Gefühlt
Es ist sicher schon in den Feuilletons abgehandelt worden. Da Jesse Rich aber kein Feuilleton liest, hier eine Betrachtung über einen Unwort-des-Jahres-Kandidaten: GEFÜHLT.
Michael Friedmann hatte "gefühlte" 300 Interviewfragen vorbereitet; Michael Ballak ist während eines Spiels "gefühlte" 100 Kilometer gelaufen. Wir haben "gefühlte" 3 Stunden auf unser Essen gewartet. Was damit ja gemeint ist, ist der Unterschied zwischen Sein und Schein zum Zwecke der dramaturgischen Übertreibung. Gleichzeitig ein Ausdruck des Understatement, der schreiberischen Coolness, der scheinbar gekonnten Flapsigkeit des Autors. Anfangs charmant, inzwischen nervig, so wie das berühmte Boxenluder der Bildzeitung. Verantwortlich für dieses neue Unwort ist, man hat es vielleicht schon vor lauter gefühlten Ereignissen vergessen, das Wetter.

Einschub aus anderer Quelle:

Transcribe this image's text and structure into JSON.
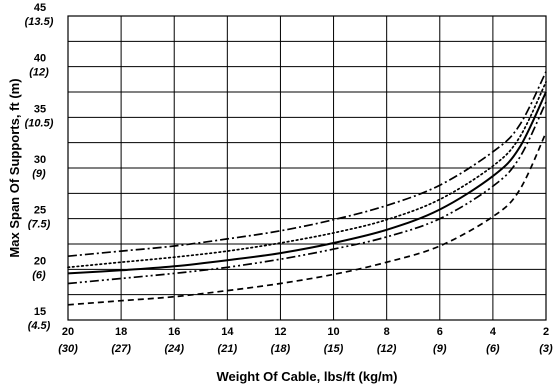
{
  "chart_data": {
    "type": "line",
    "xlabel": "Weight Of Cable, lbs/ft (kg/m)",
    "ylabel": "Max Span Of Supports, ft (m)",
    "x_ticks": [
      {
        "value": 20,
        "label": "20",
        "sub": "(30)"
      },
      {
        "value": 18,
        "label": "18",
        "sub": "(27)"
      },
      {
        "value": 16,
        "label": "16",
        "sub": "(24)"
      },
      {
        "value": 14,
        "label": "14",
        "sub": "(21)"
      },
      {
        "value": 12,
        "label": "12",
        "sub": "(18)"
      },
      {
        "value": 10,
        "label": "10",
        "sub": "(15)"
      },
      {
        "value": 8,
        "label": "8",
        "sub": "(12)"
      },
      {
        "value": 6,
        "label": "6",
        "sub": "(9)"
      },
      {
        "value": 4,
        "label": "4",
        "sub": "(6)"
      },
      {
        "value": 2,
        "label": "2",
        "sub": "(3)"
      }
    ],
    "y_ticks": [
      {
        "value": 45,
        "label": "45",
        "sub": "(13.5)"
      },
      {
        "value": 40,
        "label": "40",
        "sub": "(12)"
      },
      {
        "value": 35,
        "label": "35",
        "sub": "(10.5)"
      },
      {
        "value": 30,
        "label": "30",
        "sub": "(9)"
      },
      {
        "value": 25,
        "label": "25",
        "sub": "(7.5)"
      },
      {
        "value": 20,
        "label": "20",
        "sub": "(6)"
      },
      {
        "value": 15,
        "label": "15",
        "sub": "(4.5)"
      }
    ],
    "xlim": [
      20,
      2
    ],
    "ylim": [
      15,
      45
    ],
    "grid": true,
    "series": [
      {
        "style": "dash-dot",
        "x": [
          20,
          18,
          16,
          14,
          12,
          10,
          8,
          6,
          4,
          3,
          2
        ],
        "y": [
          21.3,
          21.8,
          22.3,
          23.0,
          23.8,
          24.9,
          26.3,
          28.3,
          31.6,
          34.2,
          39.5
        ]
      },
      {
        "style": "dotted",
        "x": [
          20,
          18,
          16,
          14,
          12,
          10,
          8,
          6,
          4,
          3,
          2
        ],
        "y": [
          20.2,
          20.7,
          21.2,
          21.8,
          22.6,
          23.6,
          24.9,
          26.9,
          30.2,
          33.0,
          38.5
        ]
      },
      {
        "style": "solid",
        "x": [
          20,
          18,
          16,
          14,
          12,
          10,
          8,
          6,
          4,
          3,
          2
        ],
        "y": [
          19.6,
          19.9,
          20.3,
          20.9,
          21.6,
          22.6,
          23.9,
          25.9,
          29.2,
          32.0,
          37.5
        ]
      },
      {
        "style": "dash-dot-dot",
        "x": [
          20,
          18,
          16,
          14,
          12,
          10,
          8,
          6,
          4,
          3,
          2
        ],
        "y": [
          18.6,
          19.1,
          19.6,
          20.2,
          21.0,
          22.0,
          23.2,
          25.0,
          28.2,
          31.0,
          36.5
        ]
      },
      {
        "style": "dashed",
        "x": [
          20,
          18,
          16,
          14,
          12,
          10,
          8,
          6,
          4,
          3,
          2
        ],
        "y": [
          16.5,
          16.9,
          17.3,
          17.9,
          18.6,
          19.5,
          20.7,
          22.3,
          25.2,
          27.8,
          33.5
        ]
      }
    ]
  }
}
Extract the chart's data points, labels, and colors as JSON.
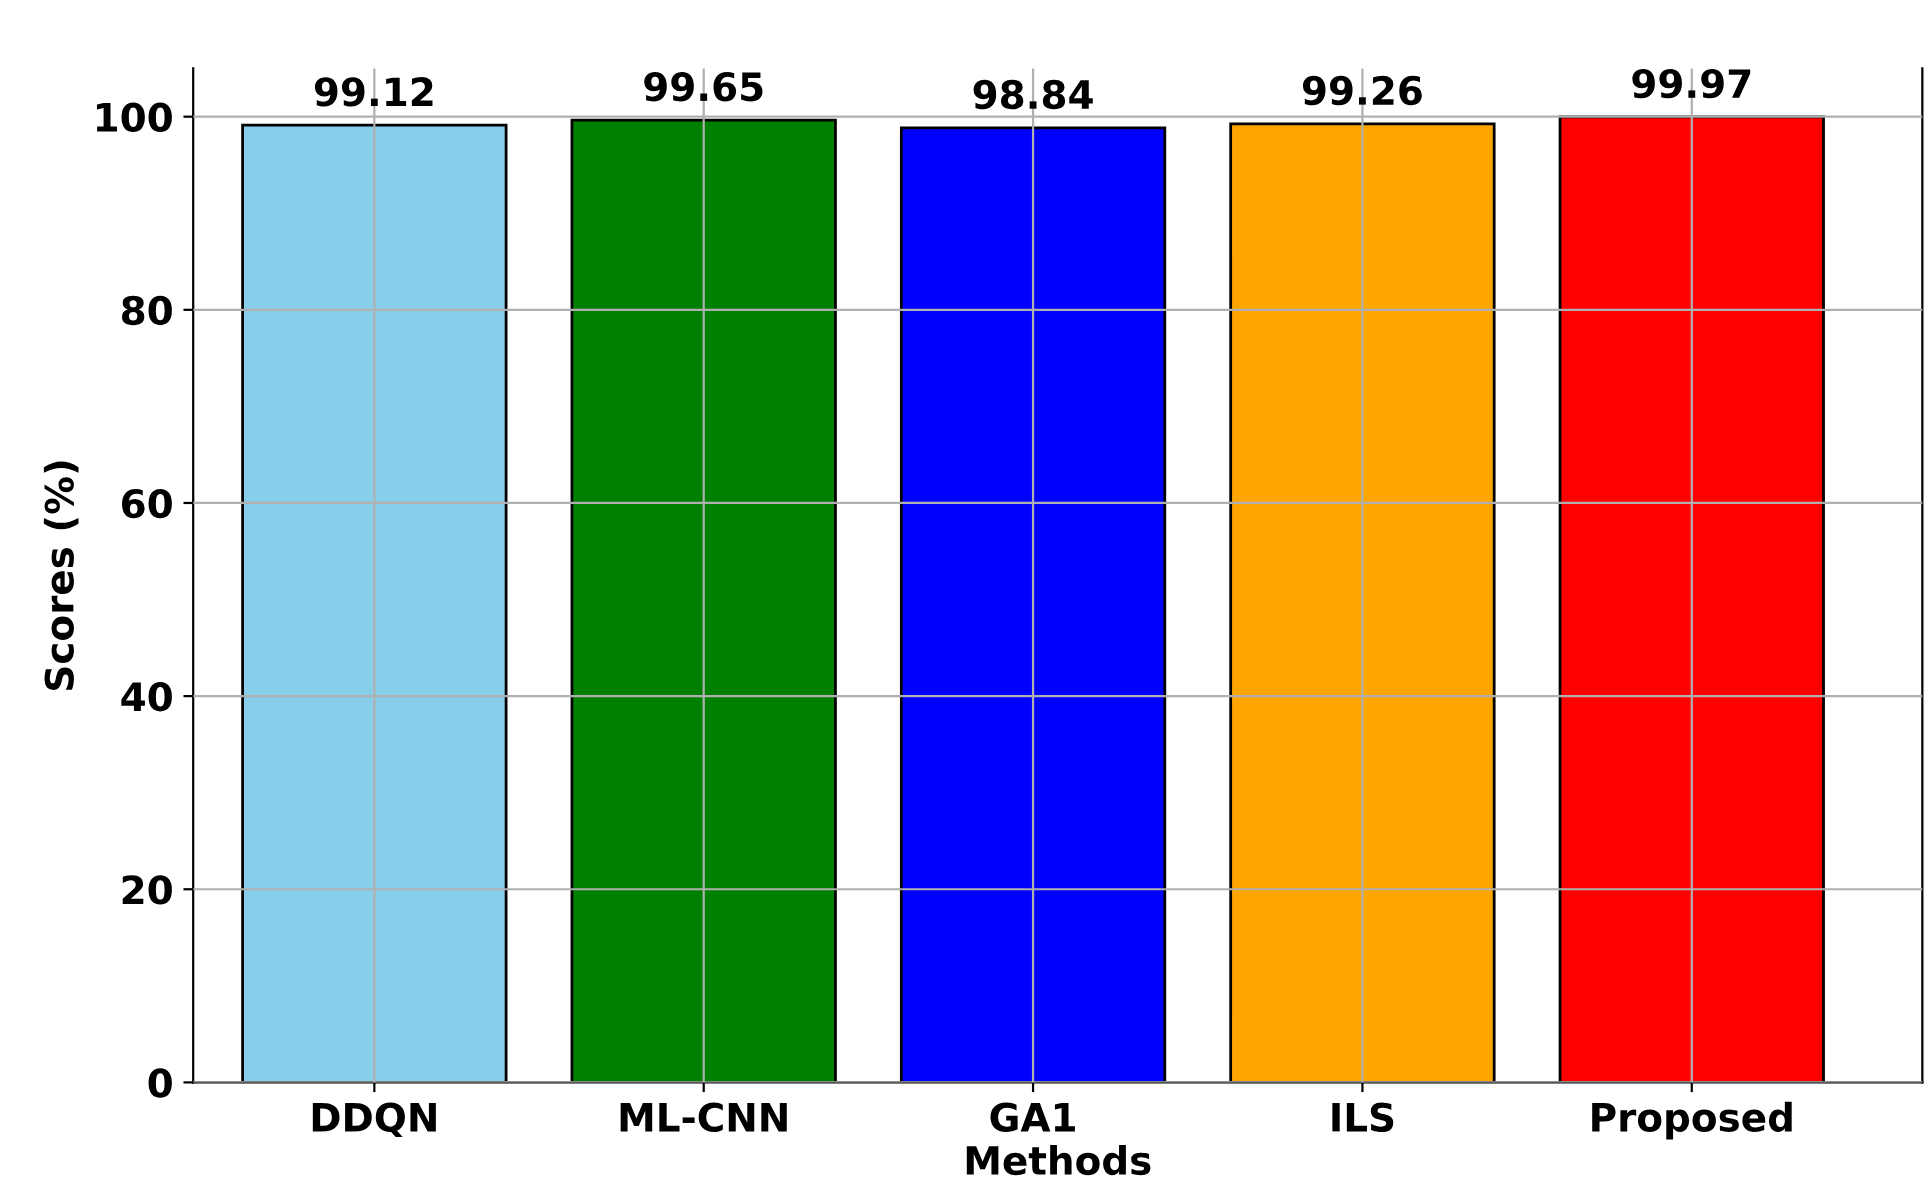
{
  "chart_data": {
    "type": "bar",
    "xlabel": "Methods",
    "ylabel": "Scores (%)",
    "categories": [
      "DDQN",
      "ML-CNN",
      "GA1",
      "ILS",
      "Proposed"
    ],
    "values": [
      99.12,
      99.65,
      98.84,
      99.26,
      99.97
    ],
    "colors": [
      "#87ceeb",
      "#008000",
      "#0000ff",
      "#ffa500",
      "#ff0000"
    ],
    "ylim": [
      0,
      105
    ],
    "yticks": [
      0,
      20,
      40,
      60,
      80,
      100
    ],
    "grid": true,
    "data_labels": true
  }
}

Bei kalten Temperaturen "fühlen" wie noch kältere, sobald der Wind weht. Es können draußen 10 Grad sein, und wir finden, es sei kälter. Der Wettermann spricht dann vielleicht von "gefühlten" 5 Grad, wobei ich mich schon immer fragte, wie man das misst. Soweit, so gut. Dann kam irgend jemand auf die Idee, dieses Wettergefühl zu zweckentfremden. Und nun haben wir den Salat. Jeden Tag ein neues Gefühl. Dieser Artikel sei gefühlte 1.000 Wörter lang, könnten Sie beispielsweise sagen, um auszudrücken, dass Sie sich langweilen. Man kann es auch positiv sehen: Es wird wieder mehr gefühlt. Und da Jesse Rich schon seit gefühlten 2 Tagen nichts mehr gegessen hat, hört er jetzt auf und macht sich Frühstück.